Take a reality check.
Get managers together and discuss what employees should be doing but aren’t. Write these “shoulds” down. “That’s a success in and of itself,” said Seever.
This process is all about discovering reality, which is “whatever your average employee is doing when no one is looking,” he said.
Here’s an example: You want your technicians to start the day’s first service in the first 20 minutes of the 8 to11 a.m. time block. Your average technician, however, isn’t showing up until after 10 a.m. Technically he’s not late, but delaying this first service can throw his entire day behind schedule.
Should you fire this employee? Give him more training? Neither, said Seever. “You just can’t throw the axe every time the average person isn’t doing what you want them to do,” he said. And lecturing is useless, especially when the employee is protected by the work habits of the majority. “They will not change. You will not find increased productivity,” he said.
According to Seever, “They’re not the inadequate one. You are.” When you have the mean of individuals in your system acting contrary to what the management team thinks should happen, that’s the fault of management not employees. The goals you’ve developed and the systems you built are insufficient.
Prioritize and measure.
Identify one or two of the “shoulds” and brainstorm how to measure them. Start with something you easily
can get your arms around.
“It’s a learning process for everyone in the company.” If you’ve collected people who like to ride the gravy train, there’s going to be friction. Bulwark Exterminating put GPS devices in service trucks to monitor when technicians arrived at their first call. A simple spreadsheet — check yes or no — recorded whether employees showed up in the first 20 minutes of the time block.
Do the math.
Calculate the economic impact if the majority of employees changed their behavior. This can be a little involved, but it doesn’t have to be overly complicated, said Seever.

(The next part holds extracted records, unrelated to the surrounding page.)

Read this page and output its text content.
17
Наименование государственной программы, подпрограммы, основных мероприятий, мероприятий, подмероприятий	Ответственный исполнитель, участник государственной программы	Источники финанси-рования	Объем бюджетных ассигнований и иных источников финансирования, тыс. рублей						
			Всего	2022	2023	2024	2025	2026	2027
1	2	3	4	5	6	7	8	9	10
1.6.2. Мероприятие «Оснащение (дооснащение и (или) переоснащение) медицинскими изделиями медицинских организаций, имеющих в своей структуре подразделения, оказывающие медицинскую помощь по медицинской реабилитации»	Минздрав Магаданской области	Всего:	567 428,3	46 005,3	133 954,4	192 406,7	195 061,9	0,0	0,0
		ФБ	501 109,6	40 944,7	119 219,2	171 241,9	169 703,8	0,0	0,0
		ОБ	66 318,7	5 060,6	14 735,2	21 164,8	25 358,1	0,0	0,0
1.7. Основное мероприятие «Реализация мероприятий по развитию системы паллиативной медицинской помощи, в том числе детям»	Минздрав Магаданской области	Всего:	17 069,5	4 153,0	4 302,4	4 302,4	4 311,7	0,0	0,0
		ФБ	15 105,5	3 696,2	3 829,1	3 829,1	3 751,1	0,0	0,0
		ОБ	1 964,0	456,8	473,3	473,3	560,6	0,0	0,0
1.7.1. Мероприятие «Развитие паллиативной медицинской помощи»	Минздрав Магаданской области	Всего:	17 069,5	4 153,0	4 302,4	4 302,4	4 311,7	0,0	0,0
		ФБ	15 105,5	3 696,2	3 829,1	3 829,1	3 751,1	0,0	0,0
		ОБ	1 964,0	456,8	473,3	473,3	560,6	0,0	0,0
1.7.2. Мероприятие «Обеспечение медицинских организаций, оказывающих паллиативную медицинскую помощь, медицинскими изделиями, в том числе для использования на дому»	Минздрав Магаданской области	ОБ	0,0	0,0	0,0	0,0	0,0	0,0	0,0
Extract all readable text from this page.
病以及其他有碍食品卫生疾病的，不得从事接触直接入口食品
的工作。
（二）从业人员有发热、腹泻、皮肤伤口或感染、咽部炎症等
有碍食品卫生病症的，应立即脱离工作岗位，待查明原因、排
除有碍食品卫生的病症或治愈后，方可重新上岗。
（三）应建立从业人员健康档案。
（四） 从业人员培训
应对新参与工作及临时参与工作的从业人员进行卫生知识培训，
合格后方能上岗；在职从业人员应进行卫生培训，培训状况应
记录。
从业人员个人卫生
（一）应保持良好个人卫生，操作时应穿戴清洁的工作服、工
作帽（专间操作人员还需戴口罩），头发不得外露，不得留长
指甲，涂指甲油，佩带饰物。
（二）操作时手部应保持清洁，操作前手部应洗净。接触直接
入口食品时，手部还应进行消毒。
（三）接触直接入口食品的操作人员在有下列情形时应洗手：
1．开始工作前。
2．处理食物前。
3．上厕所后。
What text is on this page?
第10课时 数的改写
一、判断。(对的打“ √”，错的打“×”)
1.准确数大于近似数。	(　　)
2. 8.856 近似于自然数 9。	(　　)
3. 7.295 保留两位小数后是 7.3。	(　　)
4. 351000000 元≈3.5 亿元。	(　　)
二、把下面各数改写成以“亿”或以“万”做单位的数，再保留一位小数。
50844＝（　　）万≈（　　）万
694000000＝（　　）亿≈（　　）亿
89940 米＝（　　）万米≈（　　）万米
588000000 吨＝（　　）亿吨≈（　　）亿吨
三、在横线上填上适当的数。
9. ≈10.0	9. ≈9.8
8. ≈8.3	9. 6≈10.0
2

What would happen if the average technician showed up 95 percent of the time in the first 20 minutes to his first appointment? How much more money per day would he generate if he could service more accounts by 5 p.m.? Would you have new capacity to handle emergency calls? Would customers be more satisfied?
Pay for it.
Develop a bonus system to reward employees who change behavior. Bulwark Exterminating found it could save $200 per month per technician if employees showed up to the first service call within the first 20 minutes. Technicians who do this 95 percent of the time get a $100 monthly bonus. The bonus helped employees accept the GPS monitoring.
Some business owners have a problem with splitting the difference with employees, said Seever. They figure, why should I pay them more to do something they’re already supposed to be doing?
“You are paying exactly for what your average employee is doing right now,” he explained. Say you have 100 employees and 70 are not doing something to your expectation. You can’t expect one of those 70 people to change when 69 of them are protected by the norm.The employees who do meet your expectation are getting robbed. “It’s all about putting your money where your mouth is,” he said.
This approach can make annual pay reviews obsolete, as salary and hourly wage increases are based on increased productivity. Without real measurement, annual reviews are subjective and vague, and metrics almost always prove managers play favorites, said Seever. The human element is important — Do customers compliment him, is he personable, does he smile? — but without real
measurements, how do you really know?
Watch culture change.
Eventually, employees will embrace the expected behavior. Almost all of Bulwark Exterminating’s technicians now show up to their first call as expected and receive the $100 bonus each month.
If you get the average to comply, it’s easy to isolate a minority 20 percent not meeting expectations and train or terminate them, Seever said.
This approach cannot be accomplished by one person, he cautioned. At Bulwark Exterminating, a team of believers makes metric-based management happen.
And don’t expect results if you merely have the “warm and fuzzy” need to make your financial statements look better. “That type of engagement in any program, especially in regards to metrics, won’t work,” he said.